Perseguir la corrupción es una noble empresa, sin duda. Hacerlo atarantadamente, mirando las encuestas, arrasando con los principios penales de rango constitucional y arriesgando la seguridad jurídica de manera grave, es una empresa más bien cuestionable.

Cuando se legisla penalmente no debe responderse solamente a la pregunta de cómo asegurarse de que ningún culpable quede impune, sino, sobre todo, a la de cómo asegurarnos de que la redacción de los tipos no lleve a ningún inocente a la cárcel.

Toda lucha contra la delincuencia supone no tratar al delincuente como a un enemigo al que se le recortan las garantías constitucionales, por dos razones sencillas: la primera, porque es precisamente la plena vigencia de esas garantías las que pueden permitirnos saber, al final de un debido proceso, si en verdad se trata de un delincuente o de un inocente; y, segundo, porque las garantías procesales y constitucionales son parte irrenunciable de un estado de derecho auténticamente democrático.

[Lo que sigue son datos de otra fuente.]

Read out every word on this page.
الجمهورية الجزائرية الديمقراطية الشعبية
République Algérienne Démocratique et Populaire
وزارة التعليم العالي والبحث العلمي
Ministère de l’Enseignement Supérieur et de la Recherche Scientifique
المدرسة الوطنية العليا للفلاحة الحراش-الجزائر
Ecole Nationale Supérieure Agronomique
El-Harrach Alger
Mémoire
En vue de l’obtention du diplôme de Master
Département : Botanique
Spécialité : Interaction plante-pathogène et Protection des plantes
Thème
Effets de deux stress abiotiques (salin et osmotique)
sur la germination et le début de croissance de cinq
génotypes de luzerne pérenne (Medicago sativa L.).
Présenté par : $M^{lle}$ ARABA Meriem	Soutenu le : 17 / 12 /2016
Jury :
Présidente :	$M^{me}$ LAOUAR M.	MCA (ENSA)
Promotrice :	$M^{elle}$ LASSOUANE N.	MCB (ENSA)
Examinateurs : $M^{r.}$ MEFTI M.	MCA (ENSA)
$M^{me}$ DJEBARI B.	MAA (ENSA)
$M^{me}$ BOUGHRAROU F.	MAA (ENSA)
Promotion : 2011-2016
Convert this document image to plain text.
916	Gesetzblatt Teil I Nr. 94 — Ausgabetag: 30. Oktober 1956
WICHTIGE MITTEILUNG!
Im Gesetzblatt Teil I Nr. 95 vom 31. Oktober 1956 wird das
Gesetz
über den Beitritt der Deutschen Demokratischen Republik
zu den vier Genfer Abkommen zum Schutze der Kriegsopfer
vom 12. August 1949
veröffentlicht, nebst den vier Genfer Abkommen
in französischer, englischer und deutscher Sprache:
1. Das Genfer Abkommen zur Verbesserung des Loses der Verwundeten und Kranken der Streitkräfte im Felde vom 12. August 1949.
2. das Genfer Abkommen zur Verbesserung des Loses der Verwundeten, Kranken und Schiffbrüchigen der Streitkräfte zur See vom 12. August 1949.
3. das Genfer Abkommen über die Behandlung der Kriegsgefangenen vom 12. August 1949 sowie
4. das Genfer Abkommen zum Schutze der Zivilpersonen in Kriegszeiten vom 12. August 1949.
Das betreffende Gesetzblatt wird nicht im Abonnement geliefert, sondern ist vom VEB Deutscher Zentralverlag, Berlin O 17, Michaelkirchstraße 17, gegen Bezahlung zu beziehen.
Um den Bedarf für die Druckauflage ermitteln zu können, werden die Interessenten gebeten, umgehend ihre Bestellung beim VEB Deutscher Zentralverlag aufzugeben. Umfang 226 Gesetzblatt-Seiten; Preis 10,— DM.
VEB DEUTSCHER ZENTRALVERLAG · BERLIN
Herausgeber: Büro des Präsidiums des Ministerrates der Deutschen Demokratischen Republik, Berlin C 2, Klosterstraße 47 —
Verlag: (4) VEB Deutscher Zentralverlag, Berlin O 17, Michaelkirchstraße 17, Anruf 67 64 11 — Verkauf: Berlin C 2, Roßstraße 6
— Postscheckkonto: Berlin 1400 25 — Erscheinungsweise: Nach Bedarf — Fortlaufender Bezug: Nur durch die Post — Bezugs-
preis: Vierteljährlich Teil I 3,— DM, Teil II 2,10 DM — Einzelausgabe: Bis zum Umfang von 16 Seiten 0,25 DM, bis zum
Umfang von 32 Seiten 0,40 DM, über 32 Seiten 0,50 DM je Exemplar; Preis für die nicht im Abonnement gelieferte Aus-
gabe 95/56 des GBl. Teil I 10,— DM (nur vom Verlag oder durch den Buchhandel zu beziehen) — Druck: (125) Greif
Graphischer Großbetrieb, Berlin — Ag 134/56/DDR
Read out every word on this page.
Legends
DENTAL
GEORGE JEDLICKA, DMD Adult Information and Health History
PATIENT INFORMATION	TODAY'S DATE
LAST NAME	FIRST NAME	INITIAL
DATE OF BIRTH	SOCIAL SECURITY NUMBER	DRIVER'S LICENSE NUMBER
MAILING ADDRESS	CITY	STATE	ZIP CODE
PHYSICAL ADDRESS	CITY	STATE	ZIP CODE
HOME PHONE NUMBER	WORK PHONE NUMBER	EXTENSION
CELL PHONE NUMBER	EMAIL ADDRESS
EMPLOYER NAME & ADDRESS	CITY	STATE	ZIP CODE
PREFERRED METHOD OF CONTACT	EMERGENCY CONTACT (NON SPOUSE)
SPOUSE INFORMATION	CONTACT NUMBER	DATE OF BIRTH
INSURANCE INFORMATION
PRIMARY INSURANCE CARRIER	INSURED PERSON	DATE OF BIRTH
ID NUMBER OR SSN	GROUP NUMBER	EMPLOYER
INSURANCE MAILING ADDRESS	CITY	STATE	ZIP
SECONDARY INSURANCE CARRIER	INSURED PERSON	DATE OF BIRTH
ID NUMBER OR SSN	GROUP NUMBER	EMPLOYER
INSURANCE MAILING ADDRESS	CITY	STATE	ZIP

Ferrajoli ha destacado el prejuicio creado por las campañas “emergentistas de la seguridad” que acusan la ineficiencia del sistema penal a la hora de castigar, debido, señalan ellas, al “exceso de garantías” para los imputados. Reconoce que “las garantías del correcto proceso son más impopulares que la ciega represión”, pero recuerda que el garantismo apunta al respeto de los derechos fundamentales, entre los que el primero de ellos es la presunción de inocencia. Nos recuerda este notable autor que la única eficiencia penal que podemos perseguir con sensatez es la que respete estos derechos fundamentales (Luigi Ferrajoli, El paradigma garantista, Editorial Trotta, Madrid, 2018).

Si los funcionarios públicos ahora se presumen culpables por el solo hecho de recibir un dinero (incluso el que sin su consentimiento le deposite quien quiera inculparlo) y no inocentes como los demás, es porque estaremos perdiendo de vista que el sistema penal no puede ser justo al margen de los derechos fundamentales de las personas, entre ellos la presunción de inocencia o la igualdad ante la ley. Y porque estaremos más interesados en evitar la libertad de los culpables que en proteger la de los inocentes.